Marvelocity Pdf May 2026
\subsection{Future Work} \begin{enumerate} \item Extension to **fuel‑consumption** prediction via a joint multi‑task network. \item Incorporation of **ship‑maneuvering** dynamics for autonomous docking. \item Open‑source **benchmark suite** for maritime speed prediction (datasets, evaluation scripts). \end{enumerate}
\subsection{Learning the Residual} Define the residual speed: \begin{equation} \Delta V = V_{\text{SOG}} - V_{\text{HM}}, \end{equation} where $V_{\text{SOG}}$ is the measured speed over ground from AIS. We train a Gradient‑Boosted Regression Tree (XGBoost \cite{Chen2016}) to predict $\Delta V$ from the feature vector $\mathbf{x}$: \[ \mathbf{x} = \bigl[\,\underbrace{L, B, D, C_B}_{\text{design}};\, \underbrace{V_{\text{HM}}}_{\text{baseline}};\, \underbrace{U_{10}, \theta_{\text{wind}}}_{\text{wind}};\, \underbrace{H_s, \theta_{\text{wave}}}_{\text{wave}};\, \underbrace{U_c, \theta_{\text{current}}}_{\text{current}}\,\bigr]. \] marvelocity pdf
\section{Methodology} \label{sec:method} \subsection{Data Acquisition} \begin{itemize} \item \textbf{AIS}: 2.3 M messages (2018–2023) from the Global Fishing Watch and MarineTraffic APIs. \item \textbf{Oceanographic Reanalysis}: ERA5 \cite{Hersbach2020} providing 10‑m wind vectors, significant wave height, and surface currents at 0.25° resolution. \item \textbf{Ship Catalog}: Technical specifications (length overall, beam, draft, block coefficient, engine power) extracted from the Lloyd’s Register database. \end{itemize} All timestamps are aligned to UTC and interpolated to a 10‑minute cadence. 15 \% for validation
The final **MarVelocity** prediction is: \begin{equation} V_{\text{MarV}} = V_{\text{HM}} + \hat{\Delta V}(\mathbf{x}). \end{equation} and number of estimators.
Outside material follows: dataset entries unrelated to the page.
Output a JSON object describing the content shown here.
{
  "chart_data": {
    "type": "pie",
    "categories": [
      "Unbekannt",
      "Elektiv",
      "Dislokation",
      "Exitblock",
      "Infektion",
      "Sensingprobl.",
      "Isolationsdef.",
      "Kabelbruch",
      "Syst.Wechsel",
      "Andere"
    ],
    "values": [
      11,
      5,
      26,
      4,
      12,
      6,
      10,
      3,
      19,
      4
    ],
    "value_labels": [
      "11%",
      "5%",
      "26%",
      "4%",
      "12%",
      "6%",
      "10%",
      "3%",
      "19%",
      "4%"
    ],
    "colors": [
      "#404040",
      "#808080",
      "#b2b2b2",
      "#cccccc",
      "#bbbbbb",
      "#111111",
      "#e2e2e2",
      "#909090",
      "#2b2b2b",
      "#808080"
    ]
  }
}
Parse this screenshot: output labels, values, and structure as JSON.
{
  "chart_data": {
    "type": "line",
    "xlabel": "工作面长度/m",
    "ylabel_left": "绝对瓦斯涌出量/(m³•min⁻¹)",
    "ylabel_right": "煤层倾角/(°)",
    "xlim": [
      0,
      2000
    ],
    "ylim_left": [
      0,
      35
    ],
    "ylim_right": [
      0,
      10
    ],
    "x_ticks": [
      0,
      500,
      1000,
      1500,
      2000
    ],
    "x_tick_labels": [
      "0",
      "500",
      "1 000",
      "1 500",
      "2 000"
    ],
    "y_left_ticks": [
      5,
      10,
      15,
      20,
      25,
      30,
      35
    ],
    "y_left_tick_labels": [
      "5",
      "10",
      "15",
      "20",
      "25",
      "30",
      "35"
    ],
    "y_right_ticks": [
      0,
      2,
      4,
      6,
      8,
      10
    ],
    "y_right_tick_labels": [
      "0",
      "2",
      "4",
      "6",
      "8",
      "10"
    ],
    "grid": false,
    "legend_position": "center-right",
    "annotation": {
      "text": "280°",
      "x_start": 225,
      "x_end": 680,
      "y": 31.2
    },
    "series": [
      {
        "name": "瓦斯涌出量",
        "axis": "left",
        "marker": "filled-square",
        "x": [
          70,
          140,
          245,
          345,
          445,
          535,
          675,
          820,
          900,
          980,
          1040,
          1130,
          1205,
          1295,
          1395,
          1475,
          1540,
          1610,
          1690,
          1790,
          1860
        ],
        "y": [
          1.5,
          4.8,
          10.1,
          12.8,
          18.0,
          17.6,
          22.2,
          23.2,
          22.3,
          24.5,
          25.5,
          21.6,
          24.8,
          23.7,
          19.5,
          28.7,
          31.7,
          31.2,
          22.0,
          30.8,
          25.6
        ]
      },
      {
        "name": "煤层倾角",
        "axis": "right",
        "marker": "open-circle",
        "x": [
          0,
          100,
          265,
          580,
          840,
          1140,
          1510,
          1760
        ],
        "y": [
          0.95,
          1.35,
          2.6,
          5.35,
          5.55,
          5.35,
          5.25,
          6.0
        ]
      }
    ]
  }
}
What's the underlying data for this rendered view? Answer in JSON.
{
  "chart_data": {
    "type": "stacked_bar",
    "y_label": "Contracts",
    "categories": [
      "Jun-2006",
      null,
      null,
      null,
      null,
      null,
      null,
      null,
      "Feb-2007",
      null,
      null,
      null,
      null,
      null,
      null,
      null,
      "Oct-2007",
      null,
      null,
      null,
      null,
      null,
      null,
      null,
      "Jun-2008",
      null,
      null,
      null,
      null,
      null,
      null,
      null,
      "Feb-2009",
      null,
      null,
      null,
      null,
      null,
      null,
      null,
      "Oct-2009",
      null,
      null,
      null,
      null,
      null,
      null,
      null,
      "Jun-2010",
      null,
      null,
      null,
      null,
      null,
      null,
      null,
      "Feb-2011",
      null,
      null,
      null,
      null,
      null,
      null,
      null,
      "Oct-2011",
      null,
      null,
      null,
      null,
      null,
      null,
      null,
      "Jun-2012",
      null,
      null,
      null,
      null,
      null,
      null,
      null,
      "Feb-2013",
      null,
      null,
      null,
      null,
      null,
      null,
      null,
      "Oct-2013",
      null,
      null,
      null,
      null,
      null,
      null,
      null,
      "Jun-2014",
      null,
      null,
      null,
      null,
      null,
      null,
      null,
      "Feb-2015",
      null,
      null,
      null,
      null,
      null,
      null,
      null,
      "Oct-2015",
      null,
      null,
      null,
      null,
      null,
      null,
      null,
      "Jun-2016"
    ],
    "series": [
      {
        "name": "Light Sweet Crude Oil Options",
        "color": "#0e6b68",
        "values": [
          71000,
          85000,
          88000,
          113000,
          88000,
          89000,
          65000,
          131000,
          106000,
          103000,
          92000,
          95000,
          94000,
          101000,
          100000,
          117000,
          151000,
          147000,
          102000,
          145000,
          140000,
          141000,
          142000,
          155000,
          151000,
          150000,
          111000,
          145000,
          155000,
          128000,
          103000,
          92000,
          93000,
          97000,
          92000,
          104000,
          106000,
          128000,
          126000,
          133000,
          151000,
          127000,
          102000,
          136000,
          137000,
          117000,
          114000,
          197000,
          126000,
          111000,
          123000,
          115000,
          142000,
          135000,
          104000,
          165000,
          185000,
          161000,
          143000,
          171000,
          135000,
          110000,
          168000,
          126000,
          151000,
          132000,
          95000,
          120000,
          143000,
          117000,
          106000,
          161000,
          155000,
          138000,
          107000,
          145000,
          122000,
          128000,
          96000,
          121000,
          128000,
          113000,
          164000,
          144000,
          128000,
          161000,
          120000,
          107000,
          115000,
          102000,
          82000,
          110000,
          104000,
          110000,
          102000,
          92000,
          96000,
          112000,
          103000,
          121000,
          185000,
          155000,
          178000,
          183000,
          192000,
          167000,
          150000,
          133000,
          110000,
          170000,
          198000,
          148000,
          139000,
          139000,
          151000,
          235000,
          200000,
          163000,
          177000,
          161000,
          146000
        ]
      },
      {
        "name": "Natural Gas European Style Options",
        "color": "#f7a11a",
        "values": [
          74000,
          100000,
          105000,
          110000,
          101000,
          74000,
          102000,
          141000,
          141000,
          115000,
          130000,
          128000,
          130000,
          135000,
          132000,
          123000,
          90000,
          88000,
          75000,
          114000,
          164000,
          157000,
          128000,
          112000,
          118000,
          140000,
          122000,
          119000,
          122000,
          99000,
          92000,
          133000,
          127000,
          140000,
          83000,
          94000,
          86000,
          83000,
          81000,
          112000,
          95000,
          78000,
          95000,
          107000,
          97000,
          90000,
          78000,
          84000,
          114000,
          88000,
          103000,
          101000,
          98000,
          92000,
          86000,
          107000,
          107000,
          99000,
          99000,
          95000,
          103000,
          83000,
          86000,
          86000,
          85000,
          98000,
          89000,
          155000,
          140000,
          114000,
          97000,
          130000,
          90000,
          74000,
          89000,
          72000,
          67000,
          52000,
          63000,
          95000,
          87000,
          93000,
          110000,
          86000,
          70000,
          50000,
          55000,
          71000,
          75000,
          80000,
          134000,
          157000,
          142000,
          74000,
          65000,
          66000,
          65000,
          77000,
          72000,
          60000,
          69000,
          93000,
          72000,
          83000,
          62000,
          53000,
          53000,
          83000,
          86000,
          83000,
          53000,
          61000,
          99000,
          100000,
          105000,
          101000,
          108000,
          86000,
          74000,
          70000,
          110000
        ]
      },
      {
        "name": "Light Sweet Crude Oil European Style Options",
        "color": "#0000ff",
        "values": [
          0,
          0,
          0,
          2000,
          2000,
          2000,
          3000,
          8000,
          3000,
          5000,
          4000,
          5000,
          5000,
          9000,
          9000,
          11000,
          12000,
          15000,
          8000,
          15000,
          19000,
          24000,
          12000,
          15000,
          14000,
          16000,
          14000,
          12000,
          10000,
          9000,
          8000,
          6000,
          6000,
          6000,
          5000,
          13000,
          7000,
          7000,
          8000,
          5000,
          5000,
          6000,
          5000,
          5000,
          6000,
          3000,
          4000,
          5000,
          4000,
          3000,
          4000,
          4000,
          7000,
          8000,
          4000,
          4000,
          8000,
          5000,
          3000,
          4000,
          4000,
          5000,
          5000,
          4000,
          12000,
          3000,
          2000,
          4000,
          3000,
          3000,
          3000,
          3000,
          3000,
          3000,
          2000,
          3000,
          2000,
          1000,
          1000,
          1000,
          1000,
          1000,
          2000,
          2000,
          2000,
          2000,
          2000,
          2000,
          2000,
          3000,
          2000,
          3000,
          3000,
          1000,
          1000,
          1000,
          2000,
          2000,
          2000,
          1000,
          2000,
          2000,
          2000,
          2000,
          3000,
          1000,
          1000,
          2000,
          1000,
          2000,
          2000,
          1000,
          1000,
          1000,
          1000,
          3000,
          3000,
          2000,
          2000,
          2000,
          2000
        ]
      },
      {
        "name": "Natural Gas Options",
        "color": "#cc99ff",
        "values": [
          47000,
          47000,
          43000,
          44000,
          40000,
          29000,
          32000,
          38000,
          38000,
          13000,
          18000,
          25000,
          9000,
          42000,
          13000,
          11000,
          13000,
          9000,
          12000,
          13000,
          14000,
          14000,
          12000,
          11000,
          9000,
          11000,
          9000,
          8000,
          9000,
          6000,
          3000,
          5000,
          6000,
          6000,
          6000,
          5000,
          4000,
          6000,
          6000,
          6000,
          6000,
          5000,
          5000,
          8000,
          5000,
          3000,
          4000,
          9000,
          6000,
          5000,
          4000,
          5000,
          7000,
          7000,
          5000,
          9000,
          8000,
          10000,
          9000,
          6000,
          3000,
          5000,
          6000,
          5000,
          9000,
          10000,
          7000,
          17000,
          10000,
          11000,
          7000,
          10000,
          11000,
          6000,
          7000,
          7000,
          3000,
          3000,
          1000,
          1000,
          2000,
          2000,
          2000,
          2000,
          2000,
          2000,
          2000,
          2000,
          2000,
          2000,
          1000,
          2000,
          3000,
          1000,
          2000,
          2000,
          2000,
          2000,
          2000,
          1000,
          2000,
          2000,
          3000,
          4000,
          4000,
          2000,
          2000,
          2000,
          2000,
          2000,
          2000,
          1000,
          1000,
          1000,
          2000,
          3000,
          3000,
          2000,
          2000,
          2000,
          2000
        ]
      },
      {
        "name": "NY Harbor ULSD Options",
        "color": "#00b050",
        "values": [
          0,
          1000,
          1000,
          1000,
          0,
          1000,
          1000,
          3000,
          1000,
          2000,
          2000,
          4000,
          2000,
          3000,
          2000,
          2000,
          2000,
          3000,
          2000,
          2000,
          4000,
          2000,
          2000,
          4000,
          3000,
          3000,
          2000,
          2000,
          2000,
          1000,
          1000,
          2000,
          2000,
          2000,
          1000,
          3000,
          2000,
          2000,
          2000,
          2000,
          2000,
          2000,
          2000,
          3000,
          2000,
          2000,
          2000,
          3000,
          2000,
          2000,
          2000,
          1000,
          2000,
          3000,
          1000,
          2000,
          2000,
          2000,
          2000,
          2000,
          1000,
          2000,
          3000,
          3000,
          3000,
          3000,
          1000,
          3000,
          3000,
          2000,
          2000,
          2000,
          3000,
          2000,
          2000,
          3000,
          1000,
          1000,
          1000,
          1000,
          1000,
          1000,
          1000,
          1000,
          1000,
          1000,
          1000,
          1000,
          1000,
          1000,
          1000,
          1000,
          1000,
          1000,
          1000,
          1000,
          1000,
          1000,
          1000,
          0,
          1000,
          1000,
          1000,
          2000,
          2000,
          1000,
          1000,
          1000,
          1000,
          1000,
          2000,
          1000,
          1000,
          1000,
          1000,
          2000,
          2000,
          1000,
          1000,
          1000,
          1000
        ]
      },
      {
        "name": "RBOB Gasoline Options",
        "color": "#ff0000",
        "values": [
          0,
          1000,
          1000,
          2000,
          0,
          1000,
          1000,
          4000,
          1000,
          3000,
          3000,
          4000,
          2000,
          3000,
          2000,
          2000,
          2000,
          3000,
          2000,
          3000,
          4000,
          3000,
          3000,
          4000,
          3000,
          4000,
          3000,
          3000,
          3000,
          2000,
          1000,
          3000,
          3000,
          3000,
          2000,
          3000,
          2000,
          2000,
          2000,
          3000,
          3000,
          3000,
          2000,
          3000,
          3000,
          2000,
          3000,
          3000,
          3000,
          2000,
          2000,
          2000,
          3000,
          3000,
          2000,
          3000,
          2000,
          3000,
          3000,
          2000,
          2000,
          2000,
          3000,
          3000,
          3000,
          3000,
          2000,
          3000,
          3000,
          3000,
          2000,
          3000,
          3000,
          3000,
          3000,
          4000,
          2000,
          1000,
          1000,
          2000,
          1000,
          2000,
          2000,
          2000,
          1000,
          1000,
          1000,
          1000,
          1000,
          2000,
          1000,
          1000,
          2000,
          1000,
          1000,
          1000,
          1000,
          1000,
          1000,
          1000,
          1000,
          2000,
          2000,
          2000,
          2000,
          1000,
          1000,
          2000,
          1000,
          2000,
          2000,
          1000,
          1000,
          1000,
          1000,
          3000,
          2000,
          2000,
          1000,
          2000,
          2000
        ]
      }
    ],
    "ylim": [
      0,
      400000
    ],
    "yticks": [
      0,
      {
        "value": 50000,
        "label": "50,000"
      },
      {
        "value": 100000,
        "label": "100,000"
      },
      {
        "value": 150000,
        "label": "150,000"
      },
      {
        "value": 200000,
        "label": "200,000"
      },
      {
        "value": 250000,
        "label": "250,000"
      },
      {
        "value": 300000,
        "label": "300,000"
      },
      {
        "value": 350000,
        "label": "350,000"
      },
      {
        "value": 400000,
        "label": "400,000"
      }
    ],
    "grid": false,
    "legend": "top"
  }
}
\section{Conclusion} \label{sec:conclusion} We presented **MarVelocity**, a hybrid metric that blends classical hydrodynamic resistance modelling with a universal machine‑
\subsection{Training Procedure} \begin{itemize} \item \textbf{Train/validation split}: 70 \% ships for training, 15 \% for validation, 15 \% for test (no ship appears in more than one split). \item \textbf{Hyper‑parameter optimisation}: Bayesian optimisation (Optuna \cite{Akiba2019}) over tree depth, learning rate, and number of estimators. \item \textbf{Loss function}: Mean Absolute Error (MAE) on $\Delta V$. \end{itemize} Model training is performed on a single NVIDIA RTX 4090 GPU (≈ 5 min).